Inputs

Datasets

A dataset is a collection of records ingested into TAL. Each record has numeric fields, categorical fields, and optional hints. TAL fingerprints the dataset deterministically on ingest — the same records always produce the same fingerprint, regardless of upload order.

Record schema

{
  "id"?:                string,         // optional — derived deterministically if omitted
  "numericFields":      { [k: string]: number },
  "categoricalFields":  { [k: string]: string },
  "hints"?:             string[],       // optional categorization hints
  "sourceTrace"?:       {
    "origin":           "upload" | "api" | "sample" | "sync",
    "originRef"?:       string,         // filename / endpoint / sync source
    "rowIndex"?:        number
  }
}

Sample datasets

Six canonical demos ship with TAL. Use them to exercise the engine without bringing your own data.

landscaping18 rows

18 records, 3 numeric fields (revenue, jobs, leads), 2 categorical (region, service).
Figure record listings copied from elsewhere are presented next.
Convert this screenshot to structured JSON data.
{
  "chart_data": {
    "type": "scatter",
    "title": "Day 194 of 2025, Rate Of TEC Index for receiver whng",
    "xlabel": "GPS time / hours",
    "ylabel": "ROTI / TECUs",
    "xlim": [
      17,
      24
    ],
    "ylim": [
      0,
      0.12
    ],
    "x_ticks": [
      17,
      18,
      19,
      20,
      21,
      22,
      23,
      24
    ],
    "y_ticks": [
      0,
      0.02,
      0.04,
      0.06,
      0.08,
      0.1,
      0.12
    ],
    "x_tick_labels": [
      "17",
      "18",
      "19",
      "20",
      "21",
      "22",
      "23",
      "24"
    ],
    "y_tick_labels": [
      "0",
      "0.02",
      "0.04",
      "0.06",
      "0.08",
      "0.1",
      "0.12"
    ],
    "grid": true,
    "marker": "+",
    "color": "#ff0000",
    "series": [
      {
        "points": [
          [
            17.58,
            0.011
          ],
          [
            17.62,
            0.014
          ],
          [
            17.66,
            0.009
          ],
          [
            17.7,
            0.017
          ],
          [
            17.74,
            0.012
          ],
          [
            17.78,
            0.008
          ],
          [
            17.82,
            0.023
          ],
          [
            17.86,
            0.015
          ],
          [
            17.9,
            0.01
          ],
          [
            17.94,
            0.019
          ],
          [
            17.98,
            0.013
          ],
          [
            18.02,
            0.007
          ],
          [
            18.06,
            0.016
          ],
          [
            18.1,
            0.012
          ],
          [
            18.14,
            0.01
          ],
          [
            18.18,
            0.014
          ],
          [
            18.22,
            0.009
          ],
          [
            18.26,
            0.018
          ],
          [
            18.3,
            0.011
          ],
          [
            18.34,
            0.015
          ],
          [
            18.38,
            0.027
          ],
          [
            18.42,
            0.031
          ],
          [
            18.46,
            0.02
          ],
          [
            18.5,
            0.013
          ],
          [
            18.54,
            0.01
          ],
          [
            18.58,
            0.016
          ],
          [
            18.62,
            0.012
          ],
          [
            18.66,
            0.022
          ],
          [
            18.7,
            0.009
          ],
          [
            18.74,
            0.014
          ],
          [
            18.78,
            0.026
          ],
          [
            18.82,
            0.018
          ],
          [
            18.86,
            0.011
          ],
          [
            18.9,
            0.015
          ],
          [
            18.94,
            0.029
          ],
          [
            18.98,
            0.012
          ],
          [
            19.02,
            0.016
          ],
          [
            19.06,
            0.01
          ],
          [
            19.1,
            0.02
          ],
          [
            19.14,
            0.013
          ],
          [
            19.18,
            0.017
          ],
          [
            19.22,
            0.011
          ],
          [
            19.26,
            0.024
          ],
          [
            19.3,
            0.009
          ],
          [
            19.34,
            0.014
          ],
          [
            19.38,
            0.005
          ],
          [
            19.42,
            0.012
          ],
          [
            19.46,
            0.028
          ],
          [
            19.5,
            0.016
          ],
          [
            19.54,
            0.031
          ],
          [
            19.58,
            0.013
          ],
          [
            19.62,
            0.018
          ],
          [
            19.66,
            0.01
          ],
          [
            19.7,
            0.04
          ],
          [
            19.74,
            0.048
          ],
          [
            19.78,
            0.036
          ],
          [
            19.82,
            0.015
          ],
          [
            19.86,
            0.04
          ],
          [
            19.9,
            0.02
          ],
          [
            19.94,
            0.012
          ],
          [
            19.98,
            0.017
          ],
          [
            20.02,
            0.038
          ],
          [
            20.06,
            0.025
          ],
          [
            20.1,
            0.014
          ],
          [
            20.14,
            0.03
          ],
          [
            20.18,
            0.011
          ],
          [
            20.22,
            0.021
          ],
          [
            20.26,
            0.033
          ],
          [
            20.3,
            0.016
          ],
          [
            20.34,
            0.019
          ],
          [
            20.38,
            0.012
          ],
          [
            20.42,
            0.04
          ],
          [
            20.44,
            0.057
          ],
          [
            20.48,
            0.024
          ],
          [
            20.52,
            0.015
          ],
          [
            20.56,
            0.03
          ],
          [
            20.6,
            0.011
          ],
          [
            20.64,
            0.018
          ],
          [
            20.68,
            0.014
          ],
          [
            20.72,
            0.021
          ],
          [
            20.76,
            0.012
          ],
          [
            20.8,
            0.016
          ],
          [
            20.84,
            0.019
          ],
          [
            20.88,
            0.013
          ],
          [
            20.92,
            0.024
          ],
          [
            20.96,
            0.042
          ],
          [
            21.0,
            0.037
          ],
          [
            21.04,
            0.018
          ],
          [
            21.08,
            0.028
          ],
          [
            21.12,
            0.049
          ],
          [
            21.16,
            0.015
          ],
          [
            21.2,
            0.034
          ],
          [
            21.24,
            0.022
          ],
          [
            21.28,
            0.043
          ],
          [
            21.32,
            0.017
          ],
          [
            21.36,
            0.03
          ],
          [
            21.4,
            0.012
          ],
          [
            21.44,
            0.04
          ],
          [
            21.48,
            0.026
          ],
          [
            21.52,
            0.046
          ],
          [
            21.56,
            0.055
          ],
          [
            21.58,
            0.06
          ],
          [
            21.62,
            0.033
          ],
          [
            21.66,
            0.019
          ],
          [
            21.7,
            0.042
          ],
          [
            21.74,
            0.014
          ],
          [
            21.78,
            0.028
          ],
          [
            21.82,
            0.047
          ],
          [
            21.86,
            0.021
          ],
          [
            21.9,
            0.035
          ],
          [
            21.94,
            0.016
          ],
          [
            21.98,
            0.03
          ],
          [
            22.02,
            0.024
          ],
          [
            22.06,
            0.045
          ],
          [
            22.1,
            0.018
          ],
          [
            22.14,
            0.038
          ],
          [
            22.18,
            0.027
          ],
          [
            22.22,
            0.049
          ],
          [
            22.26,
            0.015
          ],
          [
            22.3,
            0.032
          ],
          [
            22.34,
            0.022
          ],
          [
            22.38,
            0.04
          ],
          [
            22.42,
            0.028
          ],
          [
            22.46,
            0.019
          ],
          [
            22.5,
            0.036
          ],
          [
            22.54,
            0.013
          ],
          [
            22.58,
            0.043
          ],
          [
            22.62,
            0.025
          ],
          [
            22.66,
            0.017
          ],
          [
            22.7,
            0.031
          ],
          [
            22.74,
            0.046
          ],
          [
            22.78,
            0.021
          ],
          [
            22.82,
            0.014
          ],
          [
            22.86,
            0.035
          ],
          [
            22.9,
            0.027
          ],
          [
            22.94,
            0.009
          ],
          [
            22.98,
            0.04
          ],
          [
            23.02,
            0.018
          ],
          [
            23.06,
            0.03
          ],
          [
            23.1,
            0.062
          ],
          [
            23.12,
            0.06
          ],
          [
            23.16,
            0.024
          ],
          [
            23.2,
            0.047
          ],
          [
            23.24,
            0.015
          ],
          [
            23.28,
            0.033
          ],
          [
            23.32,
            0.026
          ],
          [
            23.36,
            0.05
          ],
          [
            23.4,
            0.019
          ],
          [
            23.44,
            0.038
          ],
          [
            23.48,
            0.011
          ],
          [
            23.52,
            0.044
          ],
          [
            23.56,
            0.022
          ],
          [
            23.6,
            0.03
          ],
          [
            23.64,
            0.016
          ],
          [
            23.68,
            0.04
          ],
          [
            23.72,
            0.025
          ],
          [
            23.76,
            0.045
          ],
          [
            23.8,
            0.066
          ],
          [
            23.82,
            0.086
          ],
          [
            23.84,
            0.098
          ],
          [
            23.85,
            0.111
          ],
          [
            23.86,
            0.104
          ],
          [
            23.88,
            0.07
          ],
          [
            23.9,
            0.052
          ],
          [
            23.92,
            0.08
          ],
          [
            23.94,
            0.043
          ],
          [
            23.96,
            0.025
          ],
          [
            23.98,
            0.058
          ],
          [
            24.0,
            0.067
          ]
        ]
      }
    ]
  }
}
The canonical worked example.

3 numeric2 categorical

ecommerce1,024 rows

Synthetic D2C orders with revenue, units, AOV, discount %, channel, region.

6 numeric3 categorical

saas512 rows

Monthly account metrics: MRR, seats, support tickets, churn risk score, plan tier.

5 numeric2 categorical

restaurant365 rows

Daily covers, average ticket, wait time, table turn, day-of-week, weather bucket.

4 numeric3 categorical

agency256 rows

Client engagement: hours billed, retainer size, project stage, NPS, vertical.

4 numeric2 categorical

fitness480 rows

Member activity: visits, class signups, plan tier, churn flag, acquisition source.

4 numeric3 categorical

Dataset lifecycle

01 Upload or POST records to /api/v2/datasets. TAL canonicalizes and fingerprints.
02 Attach one or more hierarchy trees. The same records can be projected through multiple trees (MHC).
03 Run an analysis. TAL emits findings with per-result confidence and provenance.
04 Re-run any audit-logged job via verify — output must be byte-identical.